Hello~everyone, I'm also curious about the following two questions: [issue 1] Whether the demo on the project page is implemented in this way?
bash scripts/inference_reenact.sh
[issue 2] "inference-time shape editing by explicitly adjusting the 3D Gaussians" Which parameters need to be adjusted for this?

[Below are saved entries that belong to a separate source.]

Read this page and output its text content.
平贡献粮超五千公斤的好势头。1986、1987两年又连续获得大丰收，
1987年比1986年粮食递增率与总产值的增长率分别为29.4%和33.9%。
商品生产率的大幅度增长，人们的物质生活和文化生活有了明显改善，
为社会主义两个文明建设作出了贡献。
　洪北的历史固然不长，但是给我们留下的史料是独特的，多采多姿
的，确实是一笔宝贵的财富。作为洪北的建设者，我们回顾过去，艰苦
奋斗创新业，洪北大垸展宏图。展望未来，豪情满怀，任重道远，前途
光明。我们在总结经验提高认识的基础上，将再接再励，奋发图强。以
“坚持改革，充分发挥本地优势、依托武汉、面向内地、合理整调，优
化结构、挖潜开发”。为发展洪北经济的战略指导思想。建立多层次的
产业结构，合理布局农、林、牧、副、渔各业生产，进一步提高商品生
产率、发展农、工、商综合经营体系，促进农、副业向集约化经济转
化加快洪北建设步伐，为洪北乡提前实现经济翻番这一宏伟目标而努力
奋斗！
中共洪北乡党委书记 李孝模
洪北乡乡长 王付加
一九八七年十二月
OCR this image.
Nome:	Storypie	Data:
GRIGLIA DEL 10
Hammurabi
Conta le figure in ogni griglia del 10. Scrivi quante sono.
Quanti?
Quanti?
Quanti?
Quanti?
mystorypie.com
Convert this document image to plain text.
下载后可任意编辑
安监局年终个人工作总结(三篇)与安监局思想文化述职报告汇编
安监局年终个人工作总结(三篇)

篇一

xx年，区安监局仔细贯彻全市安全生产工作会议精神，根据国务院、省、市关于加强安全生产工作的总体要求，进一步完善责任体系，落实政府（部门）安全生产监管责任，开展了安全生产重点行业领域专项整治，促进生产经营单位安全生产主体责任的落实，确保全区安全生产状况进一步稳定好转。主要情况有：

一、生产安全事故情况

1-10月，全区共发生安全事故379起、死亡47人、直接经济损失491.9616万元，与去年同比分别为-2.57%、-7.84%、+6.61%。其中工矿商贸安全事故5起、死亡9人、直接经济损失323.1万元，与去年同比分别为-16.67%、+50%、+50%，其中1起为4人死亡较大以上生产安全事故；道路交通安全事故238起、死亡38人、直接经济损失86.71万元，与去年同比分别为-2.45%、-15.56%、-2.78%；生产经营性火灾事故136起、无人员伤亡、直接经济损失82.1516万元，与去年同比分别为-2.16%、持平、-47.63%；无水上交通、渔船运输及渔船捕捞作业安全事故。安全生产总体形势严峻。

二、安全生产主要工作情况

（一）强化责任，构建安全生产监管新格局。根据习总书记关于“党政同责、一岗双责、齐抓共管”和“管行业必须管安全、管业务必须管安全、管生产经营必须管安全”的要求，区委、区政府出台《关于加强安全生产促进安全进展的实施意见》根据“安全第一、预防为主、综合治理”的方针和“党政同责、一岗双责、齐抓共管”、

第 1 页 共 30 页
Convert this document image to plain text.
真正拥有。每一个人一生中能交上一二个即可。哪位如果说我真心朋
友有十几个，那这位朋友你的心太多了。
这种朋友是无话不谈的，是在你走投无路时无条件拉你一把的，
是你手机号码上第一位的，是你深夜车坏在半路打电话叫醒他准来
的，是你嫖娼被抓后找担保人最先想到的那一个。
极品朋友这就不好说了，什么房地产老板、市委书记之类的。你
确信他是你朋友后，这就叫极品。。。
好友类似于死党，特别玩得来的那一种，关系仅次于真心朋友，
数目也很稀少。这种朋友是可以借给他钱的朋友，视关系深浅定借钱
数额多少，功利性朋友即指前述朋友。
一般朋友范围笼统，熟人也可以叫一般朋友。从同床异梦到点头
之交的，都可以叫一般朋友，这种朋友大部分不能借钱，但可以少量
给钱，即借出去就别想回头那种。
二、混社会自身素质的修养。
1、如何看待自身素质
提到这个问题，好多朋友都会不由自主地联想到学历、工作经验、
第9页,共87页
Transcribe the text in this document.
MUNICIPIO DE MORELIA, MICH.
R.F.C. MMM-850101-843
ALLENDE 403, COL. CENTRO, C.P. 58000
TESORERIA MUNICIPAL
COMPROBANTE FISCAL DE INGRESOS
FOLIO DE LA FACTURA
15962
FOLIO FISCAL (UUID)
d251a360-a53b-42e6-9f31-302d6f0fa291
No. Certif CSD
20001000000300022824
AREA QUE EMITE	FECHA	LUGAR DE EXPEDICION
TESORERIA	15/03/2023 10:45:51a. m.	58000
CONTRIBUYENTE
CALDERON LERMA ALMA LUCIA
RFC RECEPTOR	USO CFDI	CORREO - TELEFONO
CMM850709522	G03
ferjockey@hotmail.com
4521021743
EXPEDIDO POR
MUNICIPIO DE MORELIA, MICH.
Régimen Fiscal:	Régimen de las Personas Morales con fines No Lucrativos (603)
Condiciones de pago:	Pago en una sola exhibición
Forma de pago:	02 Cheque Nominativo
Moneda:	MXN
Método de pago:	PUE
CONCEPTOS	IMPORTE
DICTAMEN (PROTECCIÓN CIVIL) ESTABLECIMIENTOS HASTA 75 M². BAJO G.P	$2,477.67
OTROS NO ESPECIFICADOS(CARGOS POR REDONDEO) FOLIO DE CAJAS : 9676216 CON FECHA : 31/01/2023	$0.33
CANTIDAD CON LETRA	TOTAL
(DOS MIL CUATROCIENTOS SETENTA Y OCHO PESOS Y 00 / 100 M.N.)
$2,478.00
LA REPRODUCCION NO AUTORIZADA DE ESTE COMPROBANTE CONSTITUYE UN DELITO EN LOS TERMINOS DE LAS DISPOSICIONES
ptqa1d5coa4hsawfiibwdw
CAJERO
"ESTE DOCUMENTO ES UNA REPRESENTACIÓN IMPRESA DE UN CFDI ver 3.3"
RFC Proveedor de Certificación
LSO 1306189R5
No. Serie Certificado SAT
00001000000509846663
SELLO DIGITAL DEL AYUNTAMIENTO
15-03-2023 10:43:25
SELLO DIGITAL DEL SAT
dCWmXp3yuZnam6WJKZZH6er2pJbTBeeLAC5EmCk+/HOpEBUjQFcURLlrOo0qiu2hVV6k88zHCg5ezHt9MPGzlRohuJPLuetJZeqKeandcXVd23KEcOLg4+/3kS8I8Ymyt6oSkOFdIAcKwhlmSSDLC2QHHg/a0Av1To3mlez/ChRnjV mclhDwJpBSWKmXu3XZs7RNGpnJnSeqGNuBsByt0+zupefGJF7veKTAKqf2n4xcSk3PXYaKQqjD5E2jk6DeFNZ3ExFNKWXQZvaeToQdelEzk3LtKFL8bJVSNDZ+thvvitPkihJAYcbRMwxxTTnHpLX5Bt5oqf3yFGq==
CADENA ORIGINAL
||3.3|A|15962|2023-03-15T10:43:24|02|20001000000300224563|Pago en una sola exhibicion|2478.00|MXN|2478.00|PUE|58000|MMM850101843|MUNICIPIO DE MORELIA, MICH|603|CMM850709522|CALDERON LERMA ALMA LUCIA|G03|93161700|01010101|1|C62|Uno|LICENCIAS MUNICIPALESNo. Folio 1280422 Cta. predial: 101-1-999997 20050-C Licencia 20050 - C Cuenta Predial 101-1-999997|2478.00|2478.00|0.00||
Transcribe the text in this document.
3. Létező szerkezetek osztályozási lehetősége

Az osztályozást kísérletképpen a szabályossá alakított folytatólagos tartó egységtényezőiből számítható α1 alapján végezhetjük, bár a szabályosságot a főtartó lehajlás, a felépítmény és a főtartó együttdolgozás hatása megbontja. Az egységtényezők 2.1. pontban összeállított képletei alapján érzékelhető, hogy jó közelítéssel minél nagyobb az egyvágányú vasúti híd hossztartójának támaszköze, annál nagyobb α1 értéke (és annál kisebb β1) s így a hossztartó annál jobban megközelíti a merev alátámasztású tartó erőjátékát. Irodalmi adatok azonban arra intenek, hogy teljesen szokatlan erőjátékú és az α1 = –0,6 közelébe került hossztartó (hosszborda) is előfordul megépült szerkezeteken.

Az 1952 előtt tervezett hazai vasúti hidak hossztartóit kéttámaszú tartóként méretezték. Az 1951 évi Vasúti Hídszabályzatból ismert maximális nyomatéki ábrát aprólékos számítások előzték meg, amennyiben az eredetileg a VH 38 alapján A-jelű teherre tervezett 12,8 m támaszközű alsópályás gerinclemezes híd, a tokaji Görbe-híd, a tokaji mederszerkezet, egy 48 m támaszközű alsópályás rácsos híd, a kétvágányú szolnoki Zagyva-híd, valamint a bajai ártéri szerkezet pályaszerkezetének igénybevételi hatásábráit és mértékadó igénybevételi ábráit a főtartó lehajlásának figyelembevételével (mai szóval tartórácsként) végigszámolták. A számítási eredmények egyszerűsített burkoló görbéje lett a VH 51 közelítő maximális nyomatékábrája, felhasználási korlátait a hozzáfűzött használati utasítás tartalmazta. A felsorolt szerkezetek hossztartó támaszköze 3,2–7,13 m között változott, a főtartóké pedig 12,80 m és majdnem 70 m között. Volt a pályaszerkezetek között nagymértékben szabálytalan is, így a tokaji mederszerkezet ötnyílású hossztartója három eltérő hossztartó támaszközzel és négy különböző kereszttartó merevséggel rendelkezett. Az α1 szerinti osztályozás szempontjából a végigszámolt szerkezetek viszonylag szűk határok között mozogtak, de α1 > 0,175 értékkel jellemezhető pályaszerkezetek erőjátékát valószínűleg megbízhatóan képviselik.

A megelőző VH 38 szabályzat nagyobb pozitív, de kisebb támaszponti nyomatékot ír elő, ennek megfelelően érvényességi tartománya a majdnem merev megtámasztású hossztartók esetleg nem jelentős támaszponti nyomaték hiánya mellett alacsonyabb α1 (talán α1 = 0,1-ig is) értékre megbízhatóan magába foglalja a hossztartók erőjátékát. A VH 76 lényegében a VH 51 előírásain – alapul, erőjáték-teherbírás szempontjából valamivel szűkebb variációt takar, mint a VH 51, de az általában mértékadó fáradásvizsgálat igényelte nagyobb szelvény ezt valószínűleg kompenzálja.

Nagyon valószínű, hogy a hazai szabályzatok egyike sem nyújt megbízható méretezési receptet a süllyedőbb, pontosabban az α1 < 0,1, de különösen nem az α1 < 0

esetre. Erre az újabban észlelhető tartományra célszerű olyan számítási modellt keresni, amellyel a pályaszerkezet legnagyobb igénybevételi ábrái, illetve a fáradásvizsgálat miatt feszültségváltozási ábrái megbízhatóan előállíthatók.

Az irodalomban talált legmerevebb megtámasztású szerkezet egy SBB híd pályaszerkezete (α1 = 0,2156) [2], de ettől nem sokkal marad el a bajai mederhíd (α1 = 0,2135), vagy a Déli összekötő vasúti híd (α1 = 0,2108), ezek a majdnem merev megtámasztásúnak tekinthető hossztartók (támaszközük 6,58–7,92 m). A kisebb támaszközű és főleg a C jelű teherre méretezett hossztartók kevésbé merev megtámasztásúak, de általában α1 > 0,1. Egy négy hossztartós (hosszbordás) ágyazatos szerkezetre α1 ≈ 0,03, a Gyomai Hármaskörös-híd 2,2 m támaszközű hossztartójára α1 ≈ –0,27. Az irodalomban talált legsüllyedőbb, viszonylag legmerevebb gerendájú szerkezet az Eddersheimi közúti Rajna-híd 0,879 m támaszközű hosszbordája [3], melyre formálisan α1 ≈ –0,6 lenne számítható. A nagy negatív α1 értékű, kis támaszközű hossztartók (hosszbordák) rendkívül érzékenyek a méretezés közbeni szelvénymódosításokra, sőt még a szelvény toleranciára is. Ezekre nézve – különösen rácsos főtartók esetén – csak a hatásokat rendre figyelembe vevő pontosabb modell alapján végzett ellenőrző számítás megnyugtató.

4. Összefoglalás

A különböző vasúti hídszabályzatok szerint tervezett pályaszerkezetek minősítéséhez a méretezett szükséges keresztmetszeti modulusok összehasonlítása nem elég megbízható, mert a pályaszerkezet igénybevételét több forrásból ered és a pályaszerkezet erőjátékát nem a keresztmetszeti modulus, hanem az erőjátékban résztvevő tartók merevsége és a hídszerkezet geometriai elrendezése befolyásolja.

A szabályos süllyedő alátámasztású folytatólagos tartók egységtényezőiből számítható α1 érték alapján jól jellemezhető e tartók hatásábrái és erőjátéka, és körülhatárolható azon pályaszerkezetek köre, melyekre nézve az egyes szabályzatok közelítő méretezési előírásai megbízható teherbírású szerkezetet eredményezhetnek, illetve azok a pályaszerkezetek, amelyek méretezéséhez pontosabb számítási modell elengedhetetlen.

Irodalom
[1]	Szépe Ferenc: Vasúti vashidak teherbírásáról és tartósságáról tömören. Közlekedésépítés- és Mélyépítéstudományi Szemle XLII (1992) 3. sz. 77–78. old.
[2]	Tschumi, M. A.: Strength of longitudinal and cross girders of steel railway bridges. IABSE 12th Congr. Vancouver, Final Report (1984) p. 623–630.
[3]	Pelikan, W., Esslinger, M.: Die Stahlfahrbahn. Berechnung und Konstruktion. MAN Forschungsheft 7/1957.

In advance, my gratitude to everyone.
@xdobetter
scripts/inference_reenact.sh
is for the video reenactment demo on the project page. If you want to make the pure animation demo in the picture you provided, you may need to modify --prompt.scene demo,aist
in the aist inference script into the new motion source, for example, --prompt.scene motionx, dance/subset_0000/A_Hundred_Dances
.--prompt.observed_betas
. Shape control is more complicated, which requires retraining the NeRF human template and setting the --prompt.canonical_betas
parameter.
Hello, I am very interested in your work. I have been looking for the link about SMPL-X.zip for a long time, but I can't find it. Could you give me some advice?